Clearly, Glenn Huff was not in the ADHD family. A ninth-grade dropout, my father had to leave school at fourteen to help his dad run a grocery store. His working memory worked, and he had to exercise it daily. My father could hold a lot of numbers in his head, organize and manipulate them, and solve complex mathematical problems. He also lived on a farm and witnessed his mother counting hens and eggs and estimating yields from their crops.

Today, I met with an accountant for help with some complicated financial issues. I prepared for hours, crunching numbers with a calculator, pen, and notepad. I erased and started over so many times that the numbers looked like the scratches a hen makes in the dirt. I calculated and recalculated so I could ask intelligent questions. The meeting lasted almost two hours, after which I told the accountant that I needed a nap. The effort to follow his dancing numbers, and then extrapolate what I needed, was exhausting.

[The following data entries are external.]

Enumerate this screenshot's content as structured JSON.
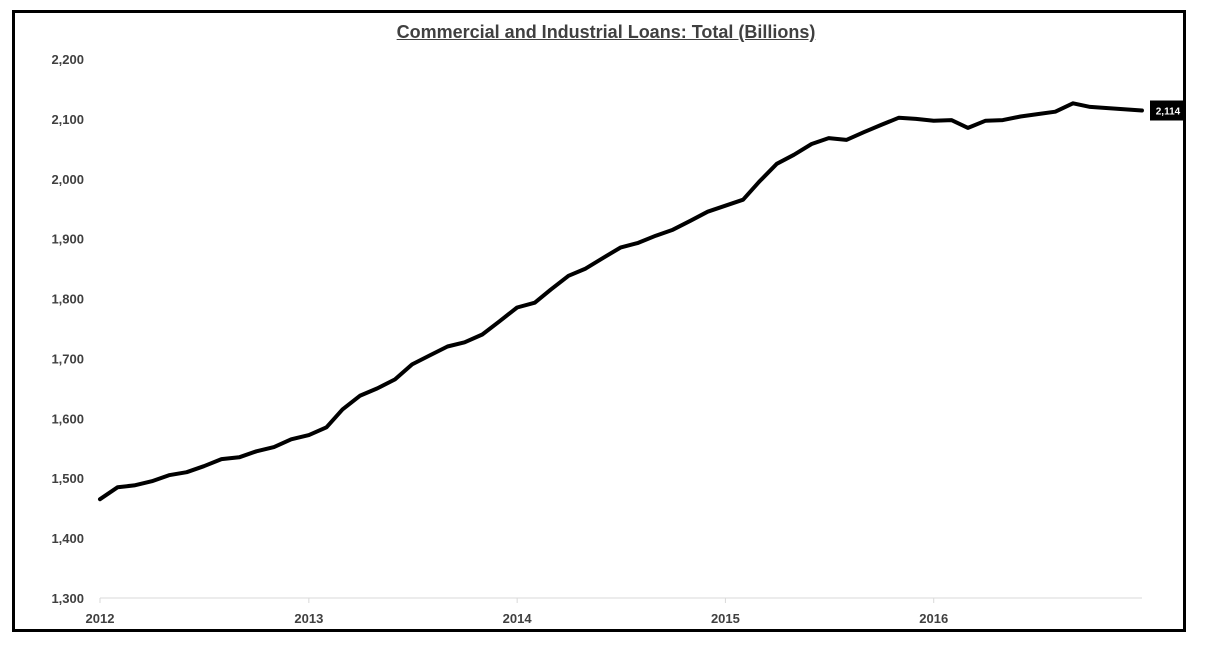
{
  "chart_data": {
    "type": "line",
    "title": "Commercial and Industrial Loans: Total (Billions)",
    "xlabel": "",
    "ylabel": "",
    "ylim": [
      1300,
      2200
    ],
    "xlim": [
      "2012-01-01",
      "2016-12-31"
    ],
    "y_ticks": [
      "1,300",
      "1,400",
      "1,500",
      "1,600",
      "1,700",
      "1,800",
      "1,900",
      "2,000",
      "2,100",
      "2,200"
    ],
    "x_ticks": [
      "2012",
      "2013",
      "2014",
      "2015",
      "2016"
    ],
    "grid": false,
    "last_value_label": "2,114",
    "line_color": "#000000",
    "series": [
      {
        "x": [
          "2012-01-01",
          "2012-02-01",
          "2012-03-01",
          "2012-04-01",
          "2012-05-01",
          "2012-06-01",
          "2012-07-01",
          "2012-08-01",
          "2012-09-01",
          "2012-10-01",
          "2012-11-01",
          "2012-12-01",
          "2013-01-01",
          "2013-02-01",
          "2013-03-01",
          "2013-04-01",
          "2013-05-01",
          "2013-06-01",
          "2013-07-01",
          "2013-08-01",
          "2013-09-01",
          "2013-10-01",
          "2013-11-01",
          "2013-12-01",
          "2014-01-01",
          "2014-02-01",
          "2014-03-01",
          "2014-04-01",
          "2014-05-01",
          "2014-06-01",
          "2014-07-01",
          "2014-08-01",
          "2014-09-01",
          "2014-10-01",
          "2014-11-01",
          "2014-12-01",
          "2015-01-01",
          "2015-02-01",
          "2015-03-01",
          "2015-04-01",
          "2015-05-01",
          "2015-06-01",
          "2015-07-01",
          "2015-08-01",
          "2015-09-01",
          "2015-10-01",
          "2015-11-01",
          "2015-12-01",
          "2016-01-01",
          "2016-02-01",
          "2016-03-01",
          "2016-04-01",
          "2016-05-01",
          "2016-06-01",
          "2016-07-01",
          "2016-08-01",
          "2016-09-01",
          "2016-10-01",
          "2016-11-01",
          "2016-12-31"
        ],
        "values": [
          1465,
          1485,
          1488,
          1495,
          1505,
          1510,
          1520,
          1532,
          1535,
          1545,
          1552,
          1565,
          1572,
          1585,
          1615,
          1638,
          1650,
          1665,
          1690,
          1705,
          1720,
          1727,
          1740,
          1762,
          1785,
          1793,
          1815,
          1838,
          1850,
          1868,
          1885,
          1893,
          1905,
          1915,
          1930,
          1945,
          1955,
          1965,
          1995,
          2025,
          2040,
          2058,
          2068,
          2065,
          2078,
          2090,
          2102,
          2100,
          2097,
          2098,
          2085,
          2097,
          2098,
          2104,
          2108,
          2112,
          2126,
          2120,
          2118,
          2114
        ]
      }
    ]
  }
}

Glenn Huff could have taken the same information and produced the answers in fifteen minutes. That is no exaggeration. That humble man didn’t think his spreadsheet brain was extraordinary. He just wondered what on God’s green earth was wrong his son who struggled to reconcile a simple bank statement with fifty dollars in the account. I would never measure up to what my dad modeled as normal.

My accountant—a fellow baby boomer—highlighted some differences between the generations, before and after ours. My dad’s generation, he said, had to rely on their brains to do what computers do now. My daughter’s generation, on the other hand, grew up with software that worked like my dad’s brain. Between those generations are the trainable old dogs that must learn new tricks. Successful boomers living well with ADHD will seek help when they need it, instead of being too embarrassed to ask.

Still, if I had the choice, I would take my dad’s spreadsheet brain over spreadsheet software! It never had to be downloaded or upgraded!

One Response to Glenn Huff’s Spreadsheet

  • YES YES YES. I can’t reliably get 2 + 2 to = 4. Never able to learn my times tables. My poor dad spent hours flashing cards at me. He just kept shaking his head and asking why I didn’t know my times tables yet. I didn’t know why. So, when the opportunity came to join the grade school band I jumped at it. How is this relevant? The band met at lunch time. If I stayed in my class we had to do, guess what? EXTRA MATH! So, what would YOU have chosen! I played that flute in bands all the way through high school.
    While, I can’t do “regular math”, I am the one who, much much later in life, asked questions that stumped the teachers in theoretical and statistical math and found misprints in the text books. In fact, when I took a chemistry course in a night school premed class, I found that almost all of the women had been “bad” at math–gender stereotypes/expectations, teaching methods that didn’t work for them. But there we all were, grinning and balancing chemical equations and a bit ticked off that we had to try so hard to find our niche.